Leaving Djoengoetbatoe we came across a strange effigy put up near the entrance of the temple of the death-goddess, the Poera [Pura / temple] Dalem. It was a flat long figure cut out of the spine of a palm leaf, without arms or legs, and only with a round disk at the top on which human features were drawn by chalk. Little matted bags of withered palm leaf (ketipats) were suspended at each side of the effigy and a multitude of offerings scattered nearby. This was something to be investigated and proved of special interest to our “family department”. We were told that this effigy was a “tjemplongan” which is customarily put in front of the Poera Dalem when a newborn child reaches the age of one month and seven days. There is a similar custom in Bali, only there the shape of the effigy, its name, the placement and its point of time are different. As far as I know it is put near a river or at cross-roads, but this matter concerned our “family experts”.

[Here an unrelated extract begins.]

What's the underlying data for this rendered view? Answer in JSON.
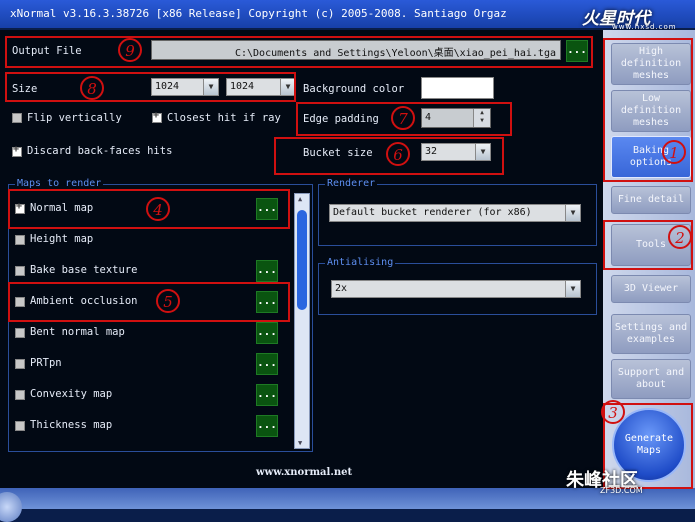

It does not take more than forty-five minutes, perhaps, to cross the whole island of Lembongan. We lingered however on its highest ridge before descending to the south coast. Here, magnificently situated, lies the Poera Poeseh (temple of the ancestors) of the desa Lembongan [Lembongan Village]. Standing at its gate one can overlook the sea from both sides, Bali appearing at the north side and Noesa Penida to the south, preceded by little Tjeningan bathed in the brightest of blue-green edged by the snow-white of breakers.

The first gate of the Poera Poeseh Lembongan appeared of unexpectedly solid and beautiful architecture. Its crown-shaped top is flanked by four melon-shaped pieces which together are somehow reminiscent of the Prambanan temple in Java. In the niches of the gate, however, are several humorous looking figures of birds, apes and squatting men, the latter very similar to the figures on the gate of the former palace in Kloengkoeng.

As we found later Kloengkoeng is in general the centre of culture and fashion for Noesa Penida and its little brothers. A sort of Paris. Often would we hear a man say with pride: “this comes from Kloengkoeng”, or, “it was told to us by a man from Kloengkoeng”. Everything is relative indeed. What an important bright place Kloengkoeng becomes when one is on Noesa Lembongan and what an immense country Bali!”